La distance entre la Bulgarie et la Tchéquie est de 17,5 points de pourcentage. Une personne résidant dans l'Union a environ deux fois et demie plus de risques de tomber dans le champ de cette mesure à Sofia qu'à Prague.
Le seuil relatif, et ce qu'il fait aux comparaisons
La composante de revenu de la mesure est définie par rapport au revenu médian propre à chaque pays, non par rapport à un étalon européen. Soixante pour cent de la médiane au Luxembourg et soixante pour cent de la médiane en Bulgarie sont des sommes d'argent très différentes.
C'est un choix délibéré et non un défaut. Dans le cadre statistique européen, la pauvreté est comprise comme l'exclusion du niveau de vie ordinaire de la société où l'on vit, et ce niveau est national. Mais cela emporte une conséquence pour la lecture du classement : un pays peut abaisser cet indicateur en devenant plus égalitaire sans que personne n'aille mieux, et un pays dont les revenus montent tous ensemble ne verra aucune amélioration.
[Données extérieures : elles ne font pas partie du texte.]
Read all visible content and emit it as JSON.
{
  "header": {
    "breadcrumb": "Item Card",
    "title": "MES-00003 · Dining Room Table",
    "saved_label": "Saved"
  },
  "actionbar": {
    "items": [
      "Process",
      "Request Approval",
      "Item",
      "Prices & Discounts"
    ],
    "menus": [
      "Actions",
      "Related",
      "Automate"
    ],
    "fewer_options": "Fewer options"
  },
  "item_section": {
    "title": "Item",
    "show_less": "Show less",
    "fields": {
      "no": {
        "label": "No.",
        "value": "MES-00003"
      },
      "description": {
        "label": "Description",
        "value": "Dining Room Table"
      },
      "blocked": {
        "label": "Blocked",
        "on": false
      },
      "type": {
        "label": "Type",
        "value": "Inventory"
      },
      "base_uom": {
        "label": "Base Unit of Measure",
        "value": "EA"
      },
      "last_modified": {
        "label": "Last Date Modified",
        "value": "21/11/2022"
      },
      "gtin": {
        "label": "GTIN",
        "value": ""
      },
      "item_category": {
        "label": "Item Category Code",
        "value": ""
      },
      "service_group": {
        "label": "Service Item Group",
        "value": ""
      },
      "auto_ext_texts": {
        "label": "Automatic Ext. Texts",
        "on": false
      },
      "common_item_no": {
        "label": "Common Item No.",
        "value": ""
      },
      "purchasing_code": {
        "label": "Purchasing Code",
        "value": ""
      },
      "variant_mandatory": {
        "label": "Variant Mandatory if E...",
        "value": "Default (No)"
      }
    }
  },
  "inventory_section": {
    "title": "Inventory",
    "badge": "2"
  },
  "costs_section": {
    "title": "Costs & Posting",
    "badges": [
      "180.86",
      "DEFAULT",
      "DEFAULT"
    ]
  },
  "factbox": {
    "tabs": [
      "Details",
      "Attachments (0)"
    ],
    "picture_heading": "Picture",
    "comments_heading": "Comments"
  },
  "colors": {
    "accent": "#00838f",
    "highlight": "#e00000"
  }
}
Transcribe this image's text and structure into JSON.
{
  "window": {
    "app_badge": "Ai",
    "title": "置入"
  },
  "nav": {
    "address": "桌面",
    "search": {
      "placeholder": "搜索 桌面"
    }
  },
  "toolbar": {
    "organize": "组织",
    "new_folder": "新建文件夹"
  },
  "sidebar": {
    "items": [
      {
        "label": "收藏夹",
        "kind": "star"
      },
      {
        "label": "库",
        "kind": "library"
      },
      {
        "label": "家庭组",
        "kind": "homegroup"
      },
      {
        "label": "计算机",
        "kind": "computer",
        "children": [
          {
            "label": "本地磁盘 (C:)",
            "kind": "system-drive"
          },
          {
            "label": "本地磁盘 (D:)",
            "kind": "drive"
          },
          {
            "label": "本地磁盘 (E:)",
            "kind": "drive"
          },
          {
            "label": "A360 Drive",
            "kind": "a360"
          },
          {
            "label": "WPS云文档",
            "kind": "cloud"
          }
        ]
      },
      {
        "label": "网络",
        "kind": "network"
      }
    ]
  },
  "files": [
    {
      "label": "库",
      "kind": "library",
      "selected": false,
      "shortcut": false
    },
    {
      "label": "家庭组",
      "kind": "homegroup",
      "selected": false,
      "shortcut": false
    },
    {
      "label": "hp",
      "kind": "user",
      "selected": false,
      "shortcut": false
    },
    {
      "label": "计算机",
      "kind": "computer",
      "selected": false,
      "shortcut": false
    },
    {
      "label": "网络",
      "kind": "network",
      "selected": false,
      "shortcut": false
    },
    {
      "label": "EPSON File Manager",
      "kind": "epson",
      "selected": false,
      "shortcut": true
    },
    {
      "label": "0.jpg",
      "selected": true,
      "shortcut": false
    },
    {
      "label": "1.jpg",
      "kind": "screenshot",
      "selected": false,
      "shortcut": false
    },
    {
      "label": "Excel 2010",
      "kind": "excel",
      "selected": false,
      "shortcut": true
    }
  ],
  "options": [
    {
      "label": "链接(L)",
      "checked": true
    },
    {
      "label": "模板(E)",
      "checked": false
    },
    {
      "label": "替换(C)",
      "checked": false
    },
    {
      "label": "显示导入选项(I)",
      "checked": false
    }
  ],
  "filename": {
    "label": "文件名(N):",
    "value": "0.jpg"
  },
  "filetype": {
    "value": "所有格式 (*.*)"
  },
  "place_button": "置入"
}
La Tchéquie, à 11,5 %, en est l'illustration la plus nette. C'est le taux le plus bas de l'Union, et il énonce quelque chose sur la répartition des revenus tchèques plutôt que sur leur niveau.
Pourquoi une seconde mesure est nécessaire
Parce que le seuil se déplace avec la médiane de chaque pays, l'indicateur ne peut pas dire si les habitants d'un État membre sont matériellement plus mal lotis que ceux d'un autre. Pour cette question, la composante de privation doit être lue séparément, et elle produit un autre classement — objet de l'étude jumelle sur la privation matérielle et sociale.
Les deux mesures s'accordent aux extrêmes et divergent au milieu, et c'est dans les divergences que se trouvent les cas intéressants.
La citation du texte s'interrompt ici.